Angelita Castro Kelly (born Angelita Albano Castro, August 26, 1942 - June 7, 2015) was a space scientist and physicist. She is the first female Mission Operations Manager (MOM) of NASA. She spearheaded and supervised the Earth Observing System missions during its developmental stage.

Castro was born in Jones, Isabela in 1942, but she grew up in Sampaloc, Manila. Her mother was pharmacist Eufemia Albano and her father was Dr. Miguel Castro, who served as Captain of United States Army Forces in the Far East until he was killed in World War II. She was the youngest of seven children.

When she moved to the US to pursue her education, she met fellow physicist Dr. Francis Kelly whom she eventually married.

==Education==
Castro was reportedly very active in school activities, such as debates, quizzes, contests, and student organizations. In 1962, she acquired a bachelor's degree in Mathematics and Physics at the University of Santo Tomas where she graduated summa cum laude. Afterwards, she moved to the US to further her education. She obtained a master's degree in physics from the University of Maryland.

==NASA==
Castro worked at NASA for 37 years, from 1977 to 2015. In 1977, she began as a data analyst of the team that planned and executed the Goddard Space Flight Center (GSFC) Spacelab Data Processing Facility (SLDPF). The SPDF is a core space shuttle mission that aims to investigate microgravity, solar physics, crystal growth, and other scientific inquiries.
In 1990, she became the first female Mission Operations Manager of the Earth Observing System (EOS) project. It was a vital constituent of the Earth Science Enterprise program of NASA. She supervised the developmental stage of the three EOS missions: terra, aqua, and aura. Castro developed the operations concept of EOS, containing the EOS memoranda, among others. It became the basis of all EOS missions.
Half of her 12 years service to NASA, she served a dual role as she also became the Earth Science Constellation Manager.

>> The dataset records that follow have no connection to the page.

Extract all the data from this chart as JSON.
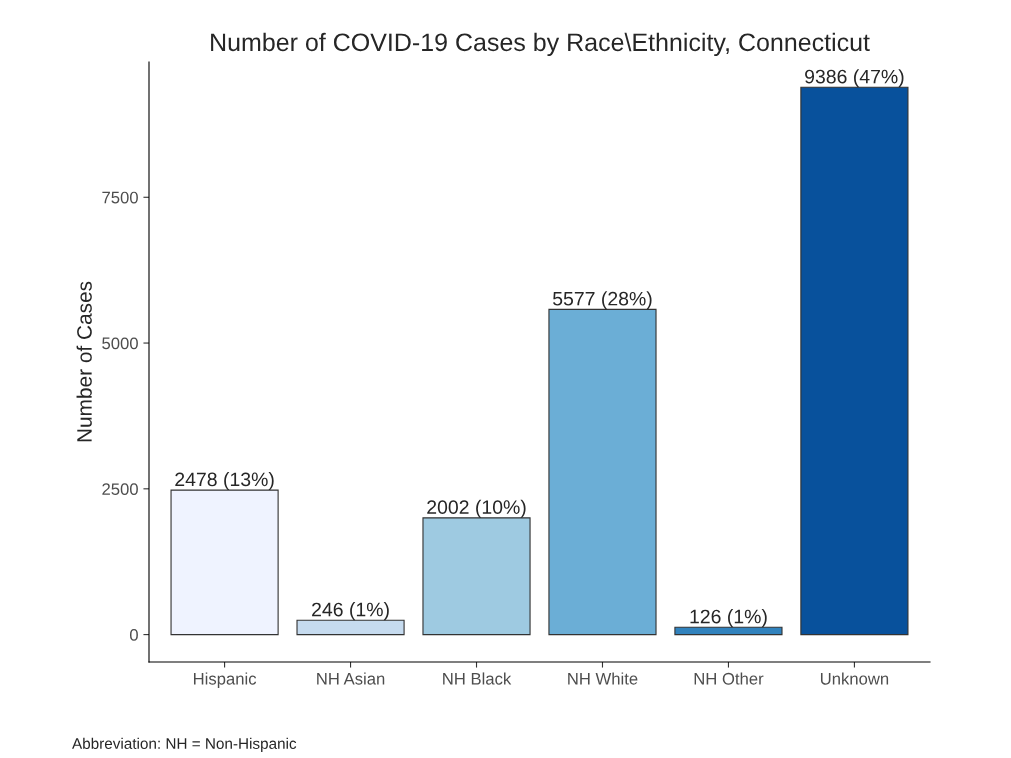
{
  "chart_data": {
    "type": "bar",
    "title": "Number of COVID-19 Cases by Race\\Ethnicity, Connecticut",
    "ylabel": "Number of Cases",
    "categories": [
      "Hispanic",
      "NH Asian",
      "NH Black",
      "NH White",
      "NH Other",
      "Unknown"
    ],
    "values": [
      2478,
      246,
      2002,
      5577,
      126,
      9386
    ],
    "colors": [
      "#eff3ff",
      "#c6dbef",
      "#9ecae1",
      "#6baed6",
      "#3182bd",
      "#08519c"
    ],
    "value_labels": [
      "2478 (13%)",
      "246 (1%)",
      "2002 (10%)",
      "5577 (28%)",
      "126 (1%)",
      "9386 (47%)"
    ],
    "ylim": [
      -470,
      9820
    ],
    "yticks": [
      0,
      2500,
      5000,
      7500
    ],
    "grid": false,
    "legend": false,
    "annotations": [
      "Abbreviation: NH = Non-Hispanic"
    ]
  }
}
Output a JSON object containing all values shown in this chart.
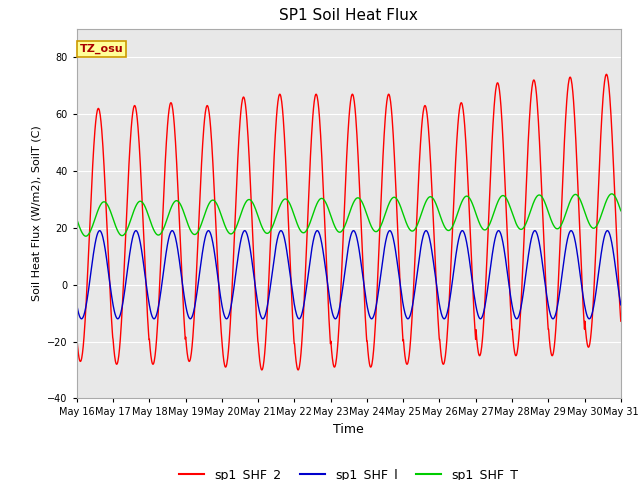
{
  "title": "SP1 Soil Heat Flux",
  "xlabel": "Time",
  "ylabel": "Soil Heat Flux (W/m2), SoilT (C)",
  "ylim": [
    -40,
    90
  ],
  "yticks": [
    -40,
    -20,
    0,
    20,
    40,
    60,
    80
  ],
  "n_days": 15,
  "bg_color": "#e8e8e8",
  "fig_color": "#ffffff",
  "shf2_color": "#ff0000",
  "shf1_color": "#0000cc",
  "shft_color": "#00cc00",
  "tz_label": "TZ_osu",
  "tz_box_bg": "#ffff99",
  "tz_box_edge": "#cc9900",
  "legend_labels": [
    "sp1_SHF_2",
    "sp1_SHF_l",
    "sp1_SHF_T"
  ],
  "tick_labels": [
    "May 16",
    "May 17",
    "May 18",
    "May 19",
    "May 20",
    "May 21",
    "May 22",
    "May 23",
    "May 24",
    "May 25",
    "May 26",
    "May 27",
    "May 28",
    "May 29",
    "May 30",
    "May 31"
  ]
}
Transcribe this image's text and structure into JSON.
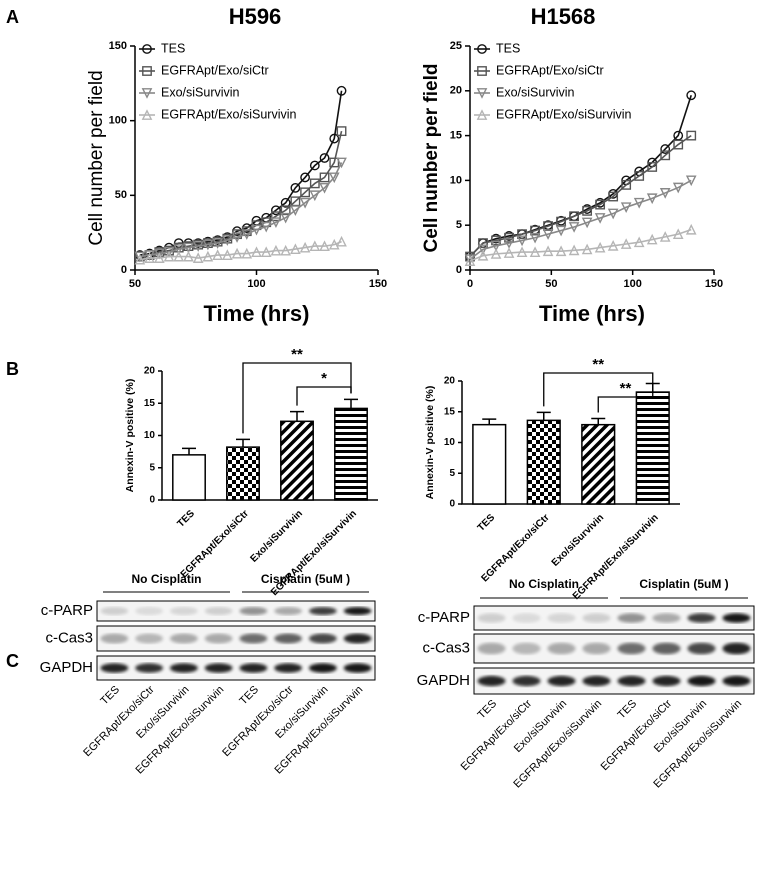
{
  "panel_labels": [
    "A",
    "B",
    "C"
  ],
  "chart_data": [
    {
      "type": "line",
      "title": "H596",
      "xlabel": "Time (hrs)",
      "ylabel": "Cell number per field",
      "x": [
        52,
        56,
        60,
        64,
        68,
        72,
        76,
        80,
        84,
        88,
        92,
        96,
        100,
        104,
        108,
        112,
        116,
        120,
        124,
        128,
        132,
        135
      ],
      "xlim": [
        50,
        150
      ],
      "xticks": [
        50,
        100,
        150
      ],
      "ylim": [
        0,
        150
      ],
      "yticks": [
        0,
        50,
        100,
        150
      ],
      "series": [
        {
          "name": "TES",
          "color": "#111111",
          "marker": "circle",
          "values": [
            10,
            11,
            13,
            15,
            18,
            18,
            18,
            19,
            20,
            22,
            26,
            28,
            33,
            35,
            40,
            45,
            55,
            62,
            70,
            75,
            88,
            120
          ]
        },
        {
          "name": "EGFRApt/Exo/siCtr",
          "color": "#555555",
          "marker": "square",
          "values": [
            9,
            10,
            12,
            13,
            15,
            16,
            17,
            18,
            19,
            21,
            24,
            26,
            30,
            32,
            36,
            40,
            46,
            52,
            58,
            62,
            72,
            93
          ]
        },
        {
          "name": "Exo/siSurvivin",
          "color": "#888888",
          "marker": "down",
          "values": [
            9,
            10,
            11,
            12,
            14,
            15,
            16,
            17,
            18,
            20,
            22,
            24,
            27,
            29,
            32,
            35,
            40,
            45,
            50,
            55,
            62,
            72
          ]
        },
        {
          "name": "EGFRApt/Exo/siSurvivin",
          "color": "#b5b5b5",
          "marker": "up",
          "values": [
            7,
            8,
            8,
            9,
            9,
            9,
            8,
            9,
            10,
            10,
            11,
            11,
            12,
            12,
            13,
            13,
            14,
            15,
            16,
            16,
            17,
            19
          ]
        }
      ]
    },
    {
      "type": "line",
      "title": "H1568",
      "xlabel": "Time (hrs)",
      "ylabel": "Cell number per field",
      "x": [
        0,
        8,
        16,
        24,
        32,
        40,
        48,
        56,
        64,
        72,
        80,
        88,
        96,
        104,
        112,
        120,
        128,
        136
      ],
      "xlim": [
        0,
        150
      ],
      "xticks": [
        0,
        50,
        100,
        150
      ],
      "ylim": [
        0,
        25
      ],
      "yticks": [
        0,
        5,
        10,
        15,
        20,
        25
      ],
      "series": [
        {
          "name": "TES",
          "color": "#111111",
          "marker": "circle",
          "values": [
            1.5,
            3,
            3.5,
            3.8,
            4,
            4.5,
            5,
            5.5,
            6,
            6.8,
            7.5,
            8.5,
            10,
            11,
            12,
            13.5,
            15,
            19.5
          ]
        },
        {
          "name": "EGFRApt/Exo/siCtr",
          "color": "#555555",
          "marker": "square",
          "values": [
            1.5,
            3,
            3.3,
            3.6,
            4,
            4.4,
            4.9,
            5.4,
            6,
            6.6,
            7.3,
            8.2,
            9.5,
            10.5,
            11.5,
            12.8,
            14,
            15
          ]
        },
        {
          "name": "Exo/siSurvivin",
          "color": "#888888",
          "marker": "down",
          "values": [
            1.2,
            2.3,
            2.7,
            3,
            3.3,
            3.6,
            4,
            4.4,
            4.8,
            5.3,
            5.8,
            6.3,
            7,
            7.5,
            8,
            8.6,
            9.2,
            10
          ]
        },
        {
          "name": "EGFRApt/Exo/siSurvivin",
          "color": "#b5b5b5",
          "marker": "up",
          "values": [
            1,
            1.6,
            1.8,
            1.9,
            2,
            2,
            2.1,
            2.1,
            2.2,
            2.3,
            2.5,
            2.7,
            2.9,
            3.1,
            3.4,
            3.7,
            4,
            4.5
          ]
        }
      ]
    },
    {
      "type": "bar",
      "ylabel": "Annexin-V positive (%)",
      "categories": [
        "TES",
        "EGFRApt/Exo/siCtr",
        "Exo/siSurvivin",
        "EGFRApt/Exo/siSurvivin"
      ],
      "patterns": [
        "none",
        "checker",
        "diagonal",
        "horizontal"
      ],
      "values": [
        7,
        8.2,
        12.2,
        14.2
      ],
      "errors": [
        1,
        1.2,
        1.5,
        1.4
      ],
      "ylim": [
        0,
        20
      ],
      "yticks": [
        0,
        5,
        10,
        15,
        20
      ],
      "significance": [
        {
          "from": 1,
          "to": 3,
          "label": "**"
        },
        {
          "from": 2,
          "to": 3,
          "label": "*"
        }
      ]
    },
    {
      "type": "bar",
      "ylabel": "Annexin-V positive (%)",
      "categories": [
        "TES",
        "EGFRApt/Exo/siCtr",
        "Exo/siSurvivin",
        "EGFRApt/Exo/siSurvivin"
      ],
      "patterns": [
        "none",
        "checker",
        "diagonal",
        "horizontal"
      ],
      "values": [
        12.9,
        13.6,
        12.9,
        18.2
      ],
      "errors": [
        0.9,
        1.3,
        1,
        1.4
      ],
      "ylim": [
        0,
        20
      ],
      "yticks": [
        0,
        5,
        10,
        15,
        20
      ],
      "significance": [
        {
          "from": 1,
          "to": 3,
          "label": "**"
        },
        {
          "from": 2,
          "to": 3,
          "label": "**"
        }
      ]
    }
  ],
  "blots": [
    {
      "groups": [
        "No Cisplatin",
        "Cisplatin (5uM )"
      ],
      "rows": [
        "c-PARP",
        "c-Cas3",
        "GAPDH"
      ],
      "lanes": [
        "TES",
        "EGFRApt/Exo/siCtr",
        "Exo/siSurvivin",
        "EGFRApt/Exo/siSurvivin",
        "TES",
        "EGFRApt/Exo/siCtr",
        "Exo/siSurvivin",
        "EGFRApt/Exo/siSurvivin"
      ]
    },
    {
      "groups": [
        "No Cisplatin",
        "Cisplatin (5uM )"
      ],
      "rows": [
        "c-PARP",
        "c-Cas3",
        "GAPDH"
      ],
      "lanes": [
        "TES",
        "EGFRApt/Exo/siCtr",
        "Exo/siSurvivin",
        "EGFRApt/Exo/siSurvivin",
        "TES",
        "EGFRApt/Exo/siCtr",
        "Exo/siSurvivin",
        "EGFRApt/Exo/siSurvivin"
      ]
    }
  ]
}
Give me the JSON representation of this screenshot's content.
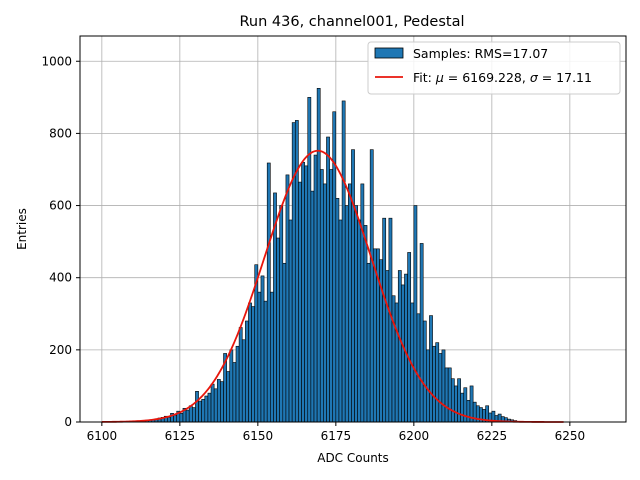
{
  "chart_data": {
    "type": "bar",
    "title": "Run 436, channel001, Pedestal",
    "xlabel": "ADC Counts",
    "ylabel": "Entries",
    "xlim": [
      6093,
      6268
    ],
    "ylim": [
      0,
      1070
    ],
    "xticks": [
      6100,
      6125,
      6150,
      6175,
      6200,
      6225,
      6250
    ],
    "yticks": [
      0,
      200,
      400,
      600,
      800,
      1000
    ],
    "grid": true,
    "legend_position": "top-right",
    "bin_start": 6110,
    "bin_width": 1,
    "series": [
      {
        "name": "Samples: RMS=17.07",
        "color": "#1f77b4",
        "values": [
          1,
          2,
          3,
          4,
          5,
          6,
          7,
          9,
          11,
          13,
          16,
          13,
          24,
          19,
          30,
          24,
          38,
          33,
          45,
          40,
          85,
          58,
          63,
          72,
          80,
          105,
          92,
          118,
          112,
          190,
          140,
          200,
          165,
          210,
          262,
          228,
          280,
          330,
          320,
          436,
          360,
          405,
          335,
          718,
          360,
          635,
          510,
          600,
          440,
          685,
          560,
          830,
          836,
          665,
          720,
          710,
          900,
          640,
          740,
          925,
          700,
          660,
          790,
          700,
          860,
          620,
          560,
          890,
          600,
          660,
          755,
          600,
          560,
          660,
          545,
          440,
          755,
          480,
          480,
          450,
          565,
          420,
          565,
          350,
          330,
          420,
          380,
          410,
          470,
          330,
          600,
          300,
          495,
          280,
          200,
          295,
          210,
          220,
          190,
          200,
          150,
          150,
          120,
          100,
          120,
          80,
          95,
          60,
          100,
          55,
          45,
          40,
          35,
          45,
          25,
          30,
          18,
          22,
          15,
          12,
          8,
          6,
          4,
          2,
          1
        ]
      }
    ],
    "fit": {
      "label_text": "Fit: ",
      "label_mu": "μ",
      "label_mu_value": " = 6169.228, ",
      "label_sigma": "σ",
      "label_sigma_value": " = 17.11",
      "mu": 6169.228,
      "sigma": 17.11,
      "peak": 752,
      "x_range": [
        6100,
        6248
      ],
      "color": "#e8160c"
    }
  }
}
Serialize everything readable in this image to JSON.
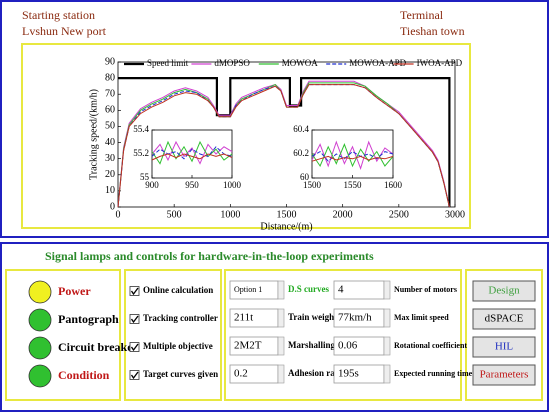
{
  "header": {
    "start_label": "Starting station",
    "start_name": "Lvshun New port",
    "end_label": "Terminal",
    "end_name": "Tieshan town"
  },
  "chart_data": [
    {
      "type": "line",
      "xlabel": "Distance/(m)",
      "ylabel": "Tracking speed/(km/h)",
      "legend": "top",
      "x": [
        0,
        50,
        100,
        200,
        300,
        400,
        500,
        600,
        700,
        800,
        850,
        900,
        1000,
        1050,
        1100,
        1200,
        1300,
        1400,
        1450,
        1500,
        1600,
        1650,
        1700,
        1800,
        1900,
        2000,
        2100,
        2200,
        2300,
        2400,
        2500,
        2600,
        2700,
        2800,
        2850,
        2900,
        2950
      ],
      "xlim": [
        0,
        3000
      ],
      "xticks": [
        0,
        500,
        1000,
        1500,
        2000,
        2500,
        3000
      ],
      "ylim": [
        0,
        90
      ],
      "yticks": [
        0,
        10,
        20,
        30,
        40,
        50,
        60,
        70,
        80,
        90
      ],
      "series": [
        {
          "name": "Speed limit",
          "color": "#000000",
          "x": [
            0,
            880,
            880,
            1000,
            1000,
            1530,
            1530,
            1630,
            1630,
            2950,
            2950
          ],
          "values": [
            80,
            80,
            57,
            57,
            80,
            80,
            63,
            63,
            80,
            80,
            0
          ]
        },
        {
          "name": "dMOPSO",
          "color": "#d040d0",
          "values": [
            0,
            37,
            52,
            61,
            65,
            68,
            72,
            74,
            72,
            68,
            63,
            57,
            57,
            64,
            68,
            71,
            74,
            76,
            73,
            63,
            63,
            72,
            78,
            78,
            78,
            78,
            78,
            75,
            69,
            64,
            59,
            51,
            43,
            35,
            29,
            16,
            0
          ]
        },
        {
          "name": "MOWOA",
          "color": "#30c030",
          "values": [
            0,
            36,
            51,
            60,
            64,
            67,
            71,
            73,
            71,
            67,
            62,
            56,
            56,
            63,
            67,
            70,
            73,
            76,
            72,
            62,
            62,
            71,
            77,
            77,
            77,
            77,
            77,
            75,
            69,
            64,
            58,
            50,
            42,
            34,
            28,
            15,
            0
          ]
        },
        {
          "name": "MOWOA-APD",
          "color": "#2030d0",
          "dashed": true,
          "values": [
            0,
            35,
            50,
            59,
            63,
            66,
            70,
            72,
            71,
            66,
            62,
            56,
            56,
            63,
            66,
            70,
            73,
            75,
            72,
            62,
            62,
            70,
            76,
            76,
            76,
            76,
            76,
            74,
            68,
            63,
            58,
            50,
            42,
            34,
            28,
            15,
            0
          ]
        },
        {
          "name": "IWOA-APD",
          "color": "#c03020",
          "values": [
            0,
            35,
            50,
            58,
            62,
            65,
            69,
            71,
            70,
            66,
            62,
            56,
            56,
            62,
            66,
            69,
            72,
            75,
            72,
            62,
            62,
            70,
            76,
            76,
            76,
            76,
            76,
            74,
            68,
            63,
            58,
            50,
            42,
            34,
            28,
            15,
            0
          ]
        }
      ]
    },
    {
      "type": "line",
      "x": [
        900,
        910,
        920,
        930,
        940,
        950,
        960,
        970,
        980,
        990,
        1000
      ],
      "xlim": [
        900,
        1000
      ],
      "xticks": [
        900,
        950,
        1000
      ],
      "ylim": [
        55,
        55.4
      ],
      "yticks": [
        55,
        55.2,
        55.4
      ],
      "series": [
        {
          "color": "#d040d0",
          "values": [
            55.2,
            55.28,
            55.15,
            55.3,
            55.18,
            55.25,
            55.12,
            55.28,
            55.2,
            55.26,
            55.22
          ]
        },
        {
          "color": "#30c030",
          "values": [
            55.22,
            55.12,
            55.3,
            55.16,
            55.26,
            55.14,
            55.3,
            55.18,
            55.24,
            55.15,
            55.2
          ]
        },
        {
          "color": "#2030d0",
          "dashed": true,
          "values": [
            55.18,
            55.24,
            55.2,
            55.22,
            55.16,
            55.24,
            55.2,
            55.18,
            55.26,
            55.2,
            55.18
          ]
        },
        {
          "color": "#c03020",
          "values": [
            55.15,
            55.18,
            55.2,
            55.17,
            55.2,
            55.18,
            55.16,
            55.2,
            55.18,
            55.2,
            55.17
          ]
        }
      ]
    },
    {
      "type": "line",
      "x": [
        1500,
        1510,
        1520,
        1530,
        1540,
        1550,
        1560,
        1570,
        1580,
        1590,
        1600
      ],
      "xlim": [
        1500,
        1600
      ],
      "xticks": [
        1500,
        1550,
        1600
      ],
      "ylim": [
        60,
        60.4
      ],
      "yticks": [
        60,
        60.2,
        60.4
      ],
      "series": [
        {
          "color": "#d040d0",
          "values": [
            60.15,
            60.28,
            60.1,
            60.3,
            60.12,
            60.26,
            60.08,
            60.3,
            60.14,
            60.25,
            60.2
          ]
        },
        {
          "color": "#30c030",
          "values": [
            60.2,
            60.1,
            60.26,
            60.12,
            60.28,
            60.1,
            60.24,
            60.14,
            60.22,
            60.1,
            60.18
          ]
        },
        {
          "color": "#2030d0",
          "dashed": true,
          "values": [
            60.18,
            60.22,
            60.14,
            60.2,
            60.16,
            60.22,
            60.18,
            60.2,
            60.16,
            60.22,
            60.2
          ]
        },
        {
          "color": "#c03020",
          "values": [
            60.14,
            60.16,
            60.18,
            60.15,
            60.17,
            60.16,
            60.18,
            60.15,
            60.17,
            60.16,
            60.18
          ]
        }
      ]
    }
  ],
  "controls": {
    "title": "Signal lamps and controls for hardware-in-the-loop experiments",
    "lamps": [
      {
        "label": "Power",
        "color": "#f0f020",
        "label_color": "#c01818"
      },
      {
        "label": "Pantograph",
        "color": "#30c030"
      },
      {
        "label": "Circuit breaker",
        "color": "#30c030"
      },
      {
        "label": "Condition",
        "color": "#30c030",
        "label_color": "#c01818"
      }
    ],
    "checkboxes": [
      {
        "label": "Online calculation",
        "checked": true
      },
      {
        "label": "Tracking controller",
        "checked": true
      },
      {
        "label": "Multiple objective",
        "checked": true
      },
      {
        "label": "Target curves given",
        "checked": true
      }
    ],
    "params": [
      {
        "value": "Option 1",
        "label": "D.S curves",
        "label_color": "#22aa22"
      },
      {
        "value": "4",
        "label": "Number of motors"
      },
      {
        "value": "211t",
        "label": "Train weight"
      },
      {
        "value": "77km/h",
        "label": "Max limit speed"
      },
      {
        "value": "2M2T",
        "label": "Marshalling"
      },
      {
        "value": "0.06",
        "label": "Rotational coefficient"
      },
      {
        "value": "0.2",
        "label": "Adhesion ratio"
      },
      {
        "value": "195s",
        "label": "Expected running time"
      }
    ],
    "buttons": [
      {
        "label": "Design",
        "color": "#40a040"
      },
      {
        "label": "dSPACE",
        "color": "#000000"
      },
      {
        "label": "HIL",
        "color": "#2030c0"
      },
      {
        "label": "Parameters",
        "color": "#c01818"
      }
    ]
  }
}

Working in a room full of men, Castro recounted initially experiencing hostility from a few coworkers until she garnered their trust and respect by showing she is as adept and capable.

==Death==
Castro suffered lupus until she succumbed to its complications on June 7, 2015. She was 73.

==Awards==
In 2006, Castro was granted the Goddard Space Flight Center Exceptional Service Award. In 2007, 2008, and 2009, she received the NASA Exceptional Achievement Medal. She is also a recipient of the Austronauts' Manned Flight Program Launch Honoree, Astronauts’ Manned Flight “Snoopy” Award, Flight Project's “Mission Impossible” award, GSFC Exceptional Performance Award, and NASA Honor Group Achievement Award for the Constellation Mission Operations Working Group.